You say that you are sorry for what you did but that is little consolation for the terrible harm suffered by the victim. You are to be sentenced for a grave crime. It is a very serious example of the crime of aggravated armed robbery. You committed a violent and terrifying attack on a young vulnerable female motivated only by your need for money for drugs. The nature and extent of the violence you used is especially troubling. Your victim had no chance of resisting you, but you stabbed her to the face in a completely unnecessary way and inflicted blows to her head with such force as to break her jaw and fracture her skull. Such blows could only have been inflicted with an intention to cause serious injury. The physical and psychological consequences for her will be lifelong. The effect on victims of crimes like this had been pointed out to you before, but that did not deter you. You are not to be punished again for your earlier crimes, but they demonstrate a long lasting disregard of the law, shed light on your moral culpability for this crime and illustrate a dangerous propensity for violence. The dangerous criminal application is no longer pursued, but that does not mean that the need to protect the community from the risk that you pose is not a very important sentencing consideration. You have been engaged in some programmes while in prison but there has otherwise been little, if any, indication of rehabilitation. I will allow for parole so as to allow for some supervision before your unconditional release into the community. However it is necessary that you serve a long term so as to adequately address the need for punishment, retribution, general and specific deterrence and protection of the public.

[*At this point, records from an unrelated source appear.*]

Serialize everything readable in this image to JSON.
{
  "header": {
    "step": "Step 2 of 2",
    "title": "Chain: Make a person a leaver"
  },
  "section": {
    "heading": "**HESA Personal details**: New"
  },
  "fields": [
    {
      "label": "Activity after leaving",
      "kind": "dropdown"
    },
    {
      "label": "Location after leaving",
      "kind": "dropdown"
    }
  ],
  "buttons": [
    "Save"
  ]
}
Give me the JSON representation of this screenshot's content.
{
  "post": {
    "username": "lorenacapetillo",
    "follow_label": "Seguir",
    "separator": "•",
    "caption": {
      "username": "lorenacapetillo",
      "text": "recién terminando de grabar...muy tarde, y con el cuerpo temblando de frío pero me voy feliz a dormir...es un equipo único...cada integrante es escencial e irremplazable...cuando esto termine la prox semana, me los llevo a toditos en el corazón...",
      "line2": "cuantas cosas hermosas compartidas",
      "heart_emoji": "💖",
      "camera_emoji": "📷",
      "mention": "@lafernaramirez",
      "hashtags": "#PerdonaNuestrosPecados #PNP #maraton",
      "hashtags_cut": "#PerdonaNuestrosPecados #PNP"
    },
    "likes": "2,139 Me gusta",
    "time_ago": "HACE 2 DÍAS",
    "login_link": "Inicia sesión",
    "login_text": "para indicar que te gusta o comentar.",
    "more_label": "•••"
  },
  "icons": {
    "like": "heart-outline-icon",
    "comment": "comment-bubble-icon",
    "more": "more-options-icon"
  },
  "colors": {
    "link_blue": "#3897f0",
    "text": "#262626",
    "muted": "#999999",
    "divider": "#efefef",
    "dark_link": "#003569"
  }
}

Michael Cowie, you are convicted on each charge. I make compensation orders in favour of the victim and the owner of the store, whose names will be specified in the formal order, and adjourn the further terms of those orders to a date to be fixed. On the summary charges you are sentenced to imprisonment for four months from 21 January 2021 and disqualified from driving for two years from your release. For the crime of aggravated armed robbery you are sentenced to imprisonment for eight years also from 21 January 2021. I order that you not be eligible for parole until you have served six years of that term.